Dua iki kısma ayrılır. Önce Allah’la münasebet kurulur. Sonra da Allah’tan dilek dilenir. Birinci harekette ruh Allah’a doğru yükselir, İkincide Allah’a dilek sunulur. Bu iki unsur birleştirilerek duanın tarifi şöyle yapılıyor: Hürmetlerimizin kendisine sunulması, dileklerimizin arz edilmesi ve affımızın istenmesi için ruhumuzun Allah’a doğru yükselme halidir.
Dua esnasında üç safha yaşanır:
Birincisi toparlanma ve kendisine gelme safhasıdır. Bu hazırlık duadan önce başlar. Mesela namaza niyet etmek, abdest almak ve gerekli hareketleri yapmak, namazı ve duanın dış hazırlığıdır. Bu hareketlerle ruh kendisini ilahi huzura hazırlar.

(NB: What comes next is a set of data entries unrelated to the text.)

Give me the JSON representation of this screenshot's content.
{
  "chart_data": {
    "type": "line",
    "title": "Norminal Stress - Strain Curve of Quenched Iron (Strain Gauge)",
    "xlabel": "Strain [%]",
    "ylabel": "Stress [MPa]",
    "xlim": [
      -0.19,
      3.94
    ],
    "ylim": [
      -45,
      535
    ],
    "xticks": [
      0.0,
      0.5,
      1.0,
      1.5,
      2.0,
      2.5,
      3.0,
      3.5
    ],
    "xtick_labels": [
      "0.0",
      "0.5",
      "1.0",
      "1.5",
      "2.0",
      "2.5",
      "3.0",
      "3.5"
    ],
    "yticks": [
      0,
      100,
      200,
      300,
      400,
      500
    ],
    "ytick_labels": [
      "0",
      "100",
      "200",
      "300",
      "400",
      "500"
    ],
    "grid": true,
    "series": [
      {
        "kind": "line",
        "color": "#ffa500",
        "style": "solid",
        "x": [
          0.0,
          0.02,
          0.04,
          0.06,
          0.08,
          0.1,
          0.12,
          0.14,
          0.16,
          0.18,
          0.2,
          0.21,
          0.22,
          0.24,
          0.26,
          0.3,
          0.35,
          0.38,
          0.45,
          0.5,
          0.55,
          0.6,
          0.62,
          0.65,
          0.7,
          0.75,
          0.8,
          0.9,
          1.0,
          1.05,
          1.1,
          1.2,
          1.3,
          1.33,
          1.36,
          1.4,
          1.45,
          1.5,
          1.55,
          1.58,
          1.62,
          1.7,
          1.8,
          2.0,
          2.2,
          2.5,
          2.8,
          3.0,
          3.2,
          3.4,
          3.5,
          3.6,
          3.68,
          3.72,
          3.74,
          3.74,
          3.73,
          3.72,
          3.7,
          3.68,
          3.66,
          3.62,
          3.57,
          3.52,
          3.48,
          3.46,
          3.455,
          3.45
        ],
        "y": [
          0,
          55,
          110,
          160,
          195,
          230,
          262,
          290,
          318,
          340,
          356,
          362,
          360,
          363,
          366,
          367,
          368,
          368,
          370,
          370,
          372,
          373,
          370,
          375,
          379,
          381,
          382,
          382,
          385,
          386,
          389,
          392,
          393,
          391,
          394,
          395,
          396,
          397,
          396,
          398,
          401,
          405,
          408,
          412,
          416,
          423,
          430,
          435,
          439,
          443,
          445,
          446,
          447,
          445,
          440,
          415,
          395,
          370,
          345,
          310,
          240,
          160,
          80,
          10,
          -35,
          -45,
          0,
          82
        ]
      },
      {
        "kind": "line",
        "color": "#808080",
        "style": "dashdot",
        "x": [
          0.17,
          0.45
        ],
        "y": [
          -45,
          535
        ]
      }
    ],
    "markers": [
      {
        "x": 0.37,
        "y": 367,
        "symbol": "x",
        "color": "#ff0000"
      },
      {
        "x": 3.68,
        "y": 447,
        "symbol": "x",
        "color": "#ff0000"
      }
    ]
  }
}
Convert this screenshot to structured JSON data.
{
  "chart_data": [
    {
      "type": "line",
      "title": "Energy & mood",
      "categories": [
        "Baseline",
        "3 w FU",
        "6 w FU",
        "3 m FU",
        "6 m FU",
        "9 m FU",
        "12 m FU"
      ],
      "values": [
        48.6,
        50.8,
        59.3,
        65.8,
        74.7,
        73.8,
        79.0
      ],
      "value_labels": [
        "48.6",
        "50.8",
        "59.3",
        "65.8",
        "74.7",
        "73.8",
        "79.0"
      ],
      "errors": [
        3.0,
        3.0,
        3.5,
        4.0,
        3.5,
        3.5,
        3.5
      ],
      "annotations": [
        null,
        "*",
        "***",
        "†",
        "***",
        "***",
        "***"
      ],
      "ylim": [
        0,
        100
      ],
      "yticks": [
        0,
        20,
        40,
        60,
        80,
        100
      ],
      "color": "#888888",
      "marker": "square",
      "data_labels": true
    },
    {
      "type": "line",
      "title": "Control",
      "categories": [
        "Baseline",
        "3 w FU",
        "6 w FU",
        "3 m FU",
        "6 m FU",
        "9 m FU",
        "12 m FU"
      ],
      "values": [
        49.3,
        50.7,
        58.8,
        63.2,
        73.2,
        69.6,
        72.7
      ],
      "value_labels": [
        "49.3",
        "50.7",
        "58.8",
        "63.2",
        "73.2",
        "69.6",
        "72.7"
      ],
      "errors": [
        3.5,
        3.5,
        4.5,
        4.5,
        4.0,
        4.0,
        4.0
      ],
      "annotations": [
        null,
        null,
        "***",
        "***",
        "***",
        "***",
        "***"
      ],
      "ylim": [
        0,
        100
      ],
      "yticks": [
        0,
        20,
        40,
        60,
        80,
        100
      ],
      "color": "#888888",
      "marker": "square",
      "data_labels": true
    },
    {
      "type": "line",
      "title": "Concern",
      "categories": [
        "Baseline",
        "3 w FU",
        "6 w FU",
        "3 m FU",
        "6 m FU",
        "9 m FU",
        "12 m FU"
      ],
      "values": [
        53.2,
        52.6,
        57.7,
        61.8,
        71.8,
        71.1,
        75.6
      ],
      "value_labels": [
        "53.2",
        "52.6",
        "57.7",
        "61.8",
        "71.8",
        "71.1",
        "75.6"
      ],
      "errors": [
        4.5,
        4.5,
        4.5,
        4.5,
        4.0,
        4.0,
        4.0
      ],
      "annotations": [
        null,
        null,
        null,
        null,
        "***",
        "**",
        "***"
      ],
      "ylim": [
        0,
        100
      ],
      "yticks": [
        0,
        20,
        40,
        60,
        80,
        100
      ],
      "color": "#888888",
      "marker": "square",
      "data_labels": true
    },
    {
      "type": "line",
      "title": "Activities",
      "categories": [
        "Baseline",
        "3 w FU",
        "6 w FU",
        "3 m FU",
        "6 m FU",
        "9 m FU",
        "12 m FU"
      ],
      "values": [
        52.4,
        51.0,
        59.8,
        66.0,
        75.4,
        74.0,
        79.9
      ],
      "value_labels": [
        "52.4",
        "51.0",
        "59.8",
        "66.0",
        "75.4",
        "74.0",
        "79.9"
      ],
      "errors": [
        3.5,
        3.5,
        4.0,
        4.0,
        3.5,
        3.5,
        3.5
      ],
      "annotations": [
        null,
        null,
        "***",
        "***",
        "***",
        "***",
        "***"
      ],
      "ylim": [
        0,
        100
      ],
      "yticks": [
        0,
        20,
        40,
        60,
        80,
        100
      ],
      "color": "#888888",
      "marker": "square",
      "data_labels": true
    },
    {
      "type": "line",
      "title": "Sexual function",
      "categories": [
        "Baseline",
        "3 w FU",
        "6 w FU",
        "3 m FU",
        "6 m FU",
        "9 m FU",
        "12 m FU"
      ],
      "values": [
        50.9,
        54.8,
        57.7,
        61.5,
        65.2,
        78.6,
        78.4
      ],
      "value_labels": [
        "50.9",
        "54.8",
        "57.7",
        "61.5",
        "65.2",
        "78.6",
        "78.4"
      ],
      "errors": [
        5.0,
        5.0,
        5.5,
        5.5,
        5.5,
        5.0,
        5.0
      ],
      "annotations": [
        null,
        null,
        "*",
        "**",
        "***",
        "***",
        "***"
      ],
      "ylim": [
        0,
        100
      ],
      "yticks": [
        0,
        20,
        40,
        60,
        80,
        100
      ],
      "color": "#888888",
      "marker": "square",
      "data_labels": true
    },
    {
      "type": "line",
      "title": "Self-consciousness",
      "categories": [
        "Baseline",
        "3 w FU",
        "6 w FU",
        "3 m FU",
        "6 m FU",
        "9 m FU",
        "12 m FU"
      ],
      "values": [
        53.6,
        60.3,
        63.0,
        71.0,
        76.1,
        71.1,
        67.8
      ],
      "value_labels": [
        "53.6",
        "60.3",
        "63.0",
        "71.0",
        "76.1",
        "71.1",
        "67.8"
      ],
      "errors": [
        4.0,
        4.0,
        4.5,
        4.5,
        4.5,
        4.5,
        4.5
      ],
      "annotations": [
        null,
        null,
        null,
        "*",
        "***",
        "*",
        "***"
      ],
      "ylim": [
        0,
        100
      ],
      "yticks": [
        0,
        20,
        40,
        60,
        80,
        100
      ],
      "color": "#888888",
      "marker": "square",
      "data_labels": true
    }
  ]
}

İkincisi ise derin düşünme safhasıdır. Bu hal, zekanın tabii hareketi olan akıl yürütme hareketi değildir. Bilakis dua, zekanın hareketini bertaraf edicidir. Dua içinde bizim tarafımızdan verilen hükümler, kararlar ve istekler ne kadar güzel ve ne kadar isabetli olursa olsun duaya zarar verirler. Zira zekanın aktif olması kalbin yolunu tıkar. Duayı akla değil, kalbe havale etmek gerekir. Biz benliğimizin en alt basamağına inmeliyiz ve kendimizi bütünüyle Allah’a teslim etmeliyiz ki, duamız kabul olsun.
Üçüncü safha da aşk ve teslimiyet safhasıdır. Dünyaya ait ümit ve tesellimizden sıyrılıp kurtulmadıkça, ilahi teselli ve tecellinin her şeyi kuşatan etkisini hissedip algılamamız mümkün olmaz. O’nun zaten her şeyi bilen huzurunda ne söylenebilir? İtiraf ediyoruz ki sefalet içindeyiz, hiçten ibaretiz, bizim kendimize ait hiçbir şeyimiz yok. Hiçbir şeye gücümüz yok.
Eğer gerçek anlamda dua etmişseniz, zaten onun tesiri uzun zaman ve günlerce içinizden silinmez. Ve o tesir sizi değiştirir, eskisinden başka biri yapar. Eğer o değişikliği kendi içinizde hissedebiliyorsanız, bilin ki, o dua kabul olmuştur. Dualarımız hem bize moral verir hem de yüce yaratan katında değer kazandırır.’’ (Nurettin Topçu, Çağdaş bir dervişin Dünyası, Emin Işık. Sahife.170-176)
İşte değerli mütefekkirimiz Nurettin Topçu’nun kaleminden dua ile ilgili farkındalık oluşturabilecek bir içeriğe sahip ifadeleri sizlere aktardım. Siz okuyucuya düşense sükunetle okumak ve ifade ettiği şekilde yaratanımıza dualarımızı sunmaktır.
Yazıyı fazla uzatmadan mevcut ruh halinizle sizi iç dünyanıza bırakıyorum.
Kabul olunan dualarla, Samimiyet ifade eden içtenlikli cümlelerle, teslimiyetli hal ve dilimizle ifade edebildiğimiz kulluklar yaşayabilmeyi Rabbimizden diliyorum.
Sağlık, Huzur ve Afiyetle,
Hoş olun, Hoşça kalın, Allah’a emanet olun.